With all of the sexual assaults on children that are in the news (especially Jerry Sandusky and former Syracuse Coach Bernie Fine), many observers are calling for an outright abolition of a Statute of Limitations (SOL) for sex crimes including child rape. The statutes of limitations are very important, especially in view of these two cases where the allegations themselves appear to go back several decades.

While not as ill-informed as the one attorney pundit who called into a talk-radio station to predict that both sexual assault cases would be handled as RICO prosecutions (side note, do not hire this guy since RICO cases require proof of a criminal enterprise, structure and organization, a pattern of racketeering activity and the commission of at least two predicate acts), opinions calling for an across-the-board elimination of the SOL in these cases are nothing but knee-jerk reactions to a situation that, for the most part, has already been addressed in many states including the two in question.

For example, in Pennsylvania the ongoing Pennsylvania State University investigations are already subject to a statutory amendment of the statute of limitations for child sex assault cases that allows charges to be brought up until the alleged child victim’s 50th birthday. New York is even more accommodating because the statute of limitations no longer applies to first degree rape, first degree criminal sexual acts, and first degree "course of criminal conduct against a child" (because the old statute of limitations was in place when the alleged conduct occurred, charges can not be brought against Bernie Fine using this new statute of limitations). Moreover, for all other offenses involving sexual acts committed in NY on a child under 18, the applicable statute of limitations does not start running until the child turns 18 and/or the case was first reported to law enforcement authorities. (Here in MA, the statute of limitations for child sex cases is 27 years plus the number of years between when the alleged assault occurred and the date the alleged victim turned 16.)

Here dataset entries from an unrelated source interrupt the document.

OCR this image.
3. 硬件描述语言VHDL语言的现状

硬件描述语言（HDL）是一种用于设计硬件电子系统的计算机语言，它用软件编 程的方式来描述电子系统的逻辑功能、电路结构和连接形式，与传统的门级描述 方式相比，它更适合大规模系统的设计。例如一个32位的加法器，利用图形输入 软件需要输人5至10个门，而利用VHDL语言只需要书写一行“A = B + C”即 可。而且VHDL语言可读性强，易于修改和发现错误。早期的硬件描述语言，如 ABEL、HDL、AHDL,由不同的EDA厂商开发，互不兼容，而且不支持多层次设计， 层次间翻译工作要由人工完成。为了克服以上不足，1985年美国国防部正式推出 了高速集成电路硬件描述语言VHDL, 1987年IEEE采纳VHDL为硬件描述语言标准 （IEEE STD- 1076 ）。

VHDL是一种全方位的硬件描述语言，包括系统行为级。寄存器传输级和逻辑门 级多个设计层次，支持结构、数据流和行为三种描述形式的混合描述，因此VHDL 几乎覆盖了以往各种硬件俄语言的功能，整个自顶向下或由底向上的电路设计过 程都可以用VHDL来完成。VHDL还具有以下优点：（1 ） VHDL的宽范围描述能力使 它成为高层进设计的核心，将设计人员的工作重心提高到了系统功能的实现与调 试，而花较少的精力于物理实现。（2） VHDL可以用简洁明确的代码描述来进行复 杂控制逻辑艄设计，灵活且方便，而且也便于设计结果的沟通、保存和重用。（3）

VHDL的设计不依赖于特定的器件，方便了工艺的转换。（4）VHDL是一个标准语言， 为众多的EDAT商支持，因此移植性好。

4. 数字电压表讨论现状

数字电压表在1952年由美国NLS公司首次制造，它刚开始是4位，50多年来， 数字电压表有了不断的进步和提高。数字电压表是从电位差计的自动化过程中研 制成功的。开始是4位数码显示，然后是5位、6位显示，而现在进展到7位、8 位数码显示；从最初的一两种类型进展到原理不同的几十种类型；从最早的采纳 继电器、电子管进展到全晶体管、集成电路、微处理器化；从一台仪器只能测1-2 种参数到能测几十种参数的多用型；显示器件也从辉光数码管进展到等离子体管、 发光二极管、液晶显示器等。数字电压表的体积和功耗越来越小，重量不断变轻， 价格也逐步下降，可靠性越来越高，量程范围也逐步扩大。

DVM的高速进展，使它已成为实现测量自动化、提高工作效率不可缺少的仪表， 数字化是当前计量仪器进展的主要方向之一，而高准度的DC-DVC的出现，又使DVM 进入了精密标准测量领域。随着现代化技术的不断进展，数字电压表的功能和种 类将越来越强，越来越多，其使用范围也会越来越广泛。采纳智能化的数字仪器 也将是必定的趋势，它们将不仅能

To be sure, many states still do have the standard 5 yrs statute of limitations for allegations involving sexual assaults against adults (although even there, an increasing number of states have recently adopted DNA exceptions). Still, the point is that when it comes to child sexual assault cases, most states already have built-in statute of limitations exceptions in deference to such factors as Delayed Reporting, Repressed/Suppressed Memory, Adult-authority and Care-taker/Stockholm syndrome.

While designed and conceived to protect the rights and sensitivities of innocent children, we cannot lose sight of the parallel rights of any accused who is not only presumed innocent as a matter of Constitutional Law but who maintains both the absolute right to confront his accuser as well as the right to be notified/apprised not just about the specific nature of the allegations against him or her but also when and where the alleged conduct supposedly happened. Like it or not, statutes of limitations are meant to help protect these fundamental rights especially when, God forbid, any of us might be confronted with unfounded accusations from long ago.